Vous dénoncez la mauvaise gestion des scénarios par les commissions de lecture et la censure qui va parfois avec, mais vous chargez aussi le public à qui vous imputez une certaine responsabilité dans l'interprétation qu'il fait des films et que vous caricaturez aussi...
C'est toujours difficile, en effet, quand on est réalisateur, auteur ou un peintre notamment. On fait quelque chose avec des intentions mais une fois qu'on la donne au public, chacun l'interprète à sa manière et c'est sa liberté. Le public est évidemment libre de comprendre les choses. Mais dans mon film on ne sait pas si ce que ces gens sont en train de regarder est un bon film ou un mauvais film. C'est aussi juste une occasion de rigoler un peu.
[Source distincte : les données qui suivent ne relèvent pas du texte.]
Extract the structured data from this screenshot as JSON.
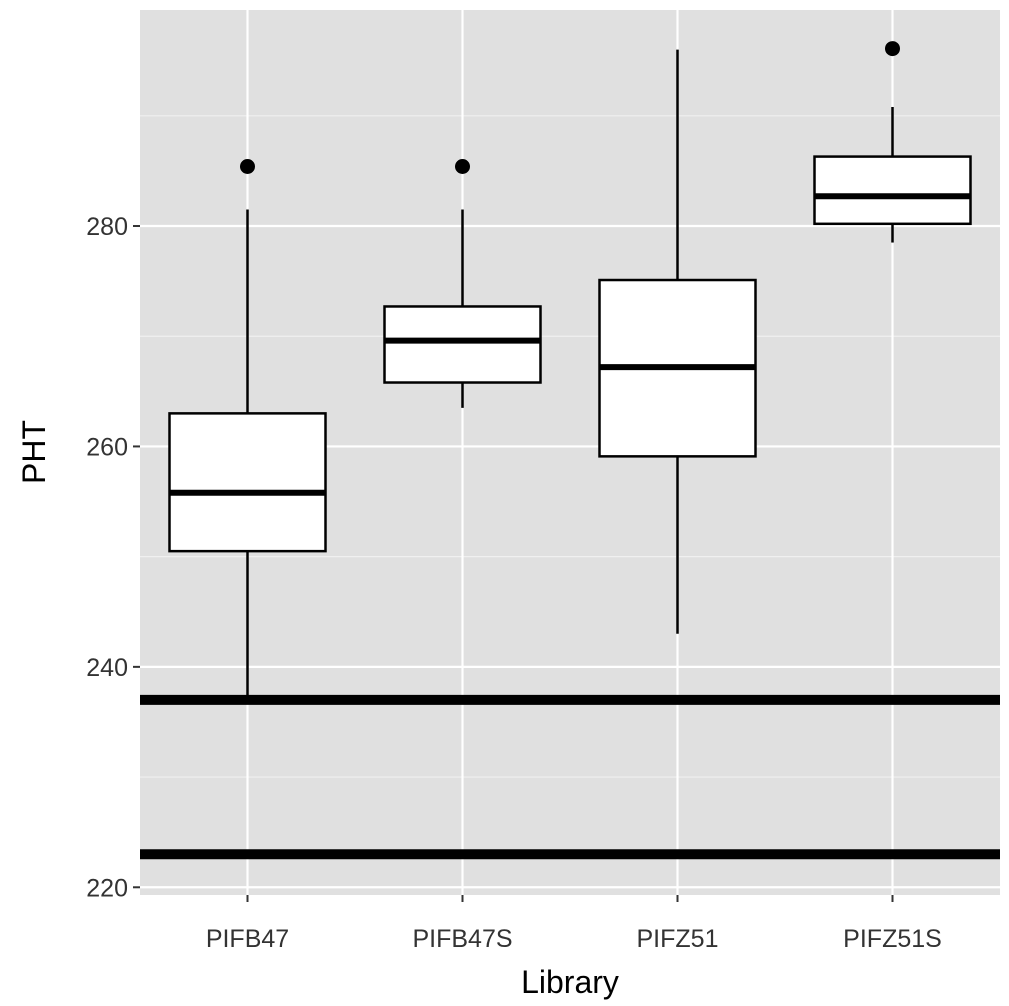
{
  "chart_data": {
    "type": "boxplot",
    "xlabel": "Library",
    "ylabel": "PHT",
    "categories": [
      "PIFB47",
      "PIFB47S",
      "PIFZ51",
      "PIFZ51S"
    ],
    "y_ticks": [
      220,
      240,
      260,
      280
    ],
    "ylim": [
      219.3,
      299.6
    ],
    "grid": true,
    "boxes": [
      {
        "category": "PIFB47",
        "whisker_low": 237.0,
        "q1": 250.5,
        "median": 255.8,
        "q3": 263.0,
        "whisker_high": 281.5,
        "outliers": [
          285.4
        ]
      },
      {
        "category": "PIFB47S",
        "whisker_low": 263.5,
        "q1": 265.8,
        "median": 269.6,
        "q3": 272.7,
        "whisker_high": 281.5,
        "outliers": [
          285.4
        ]
      },
      {
        "category": "PIFZ51",
        "whisker_low": 243.0,
        "q1": 259.1,
        "median": 267.2,
        "q3": 275.1,
        "whisker_high": 296.0,
        "outliers": []
      },
      {
        "category": "PIFZ51S",
        "whisker_low": 278.5,
        "q1": 280.2,
        "median": 282.7,
        "q3": 286.3,
        "whisker_high": 290.8,
        "outliers": [
          296.1
        ]
      }
    ],
    "hlines": [
      237.0,
      223.0
    ],
    "colors": {
      "panel": "#e0e0e0",
      "grid_major": "#ffffff",
      "grid_minor": "#f0f0f0",
      "box_fill": "#ffffff",
      "ink": "#000000"
    }
  }
}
Dans votre court-métrage Une journée ordinaire vous abordez les premières élections algériennes après le «printemps arabe» marquées d'un fort taux d'abstention et là vous revenez avec une histoire liée au président de la République. Pourquoi cet entêtement si l'on peut dire?
Parce que ce sont des choses qui m'intéressent, qui m'interpellent. J'ai besoin d'être ancrée dans la réalité de mon pays. Quand je dis «Cinéma chkoupi» je parle aussi de mon film à moi. Car il faut avoir un peu de recul et de l'autodérision. Le cinéma c'est beaucoup d'argent, de l'investissement mais ce n'est pas que du cinéma. C'est fait pour faire plaisir aux gens et un peu les pousser à réfléchir et c'est tout. C'est une chance quand on arrive au bout du projet donc.